WASHINGTON, (Reuters) – A U.S. free trade agreement with Panama went into force yesterday, five years after it was originally negotiated, opening the way for increased U.S. exports as the Central American country continues its canal expansion project.
U.S. Secretary of State Hillary Clinton, in a statement, called enactment of the agreement an “historic milestone” that adds to existing U.S. free trade agreements in the Western Hemisphere with Canada, Mexico, Peru, Colombia, the Dominican Republic and five Central American countries.
“It’s an example of the Obama Administration’s commitment to economic statecraft and deepening our economic engagement throughout the world,” Clinton said.
Republican presidential challenger Mitt Romney has promised to focus more attention on boosting trade with Latin America if he defeats President Barack Obama in the Nov. 6 election.
Senior U.S. lawmakers and business groups also welcomed implementation of the agreement, which was signed in June 2007 when George W. Bush was still president.
“This trade deal will guarantee access to Panama’s $20.6 billion services market and more than $15 billion in infrastructure projects … That is the type of boost our economy needs right now,” Senate Finance Committee Chairman Max Baucus, a Montana Democrat, said.
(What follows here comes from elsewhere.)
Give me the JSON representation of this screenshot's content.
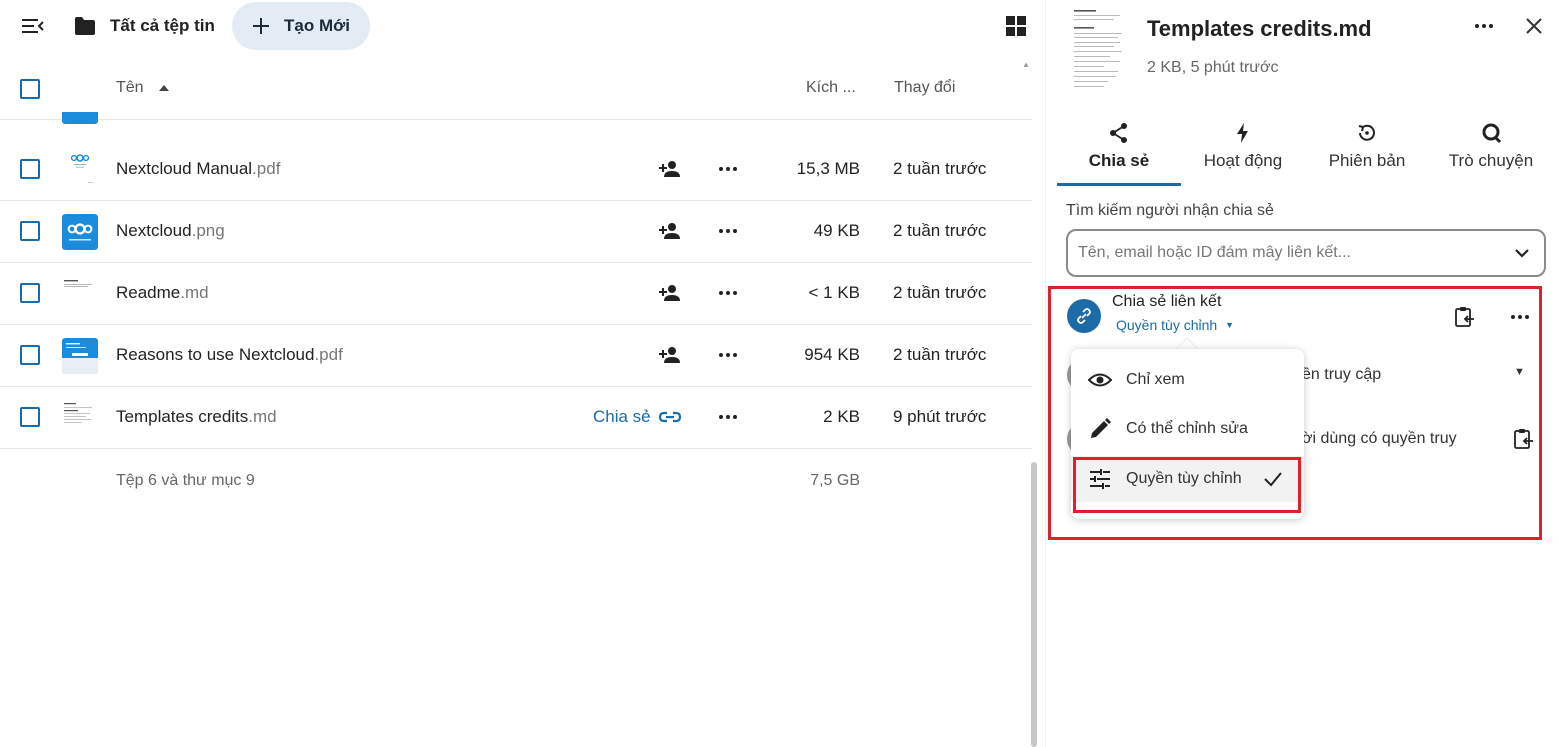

Congress approved the pact last year after the Obama administration negotiated side agreements with Panama to address concerns raised by many congressional Democrats about Panama’s labor protections and tax haven laws.
“We must build off this success and continue to promote a robust and ambitious trade and investment agenda that will increase American prosperity and allow us to lead again,” House of Representatives Ways and Means Committee Chairman Dave Camp, a Republican, said in a statement.
Critics such as Lori Wallach, director of Public Citizen’s Global Trade Watch, said the pact, which locks in Panama’s current duty-free access to the United States, is expected to destroy more U.S. jobs than it creates.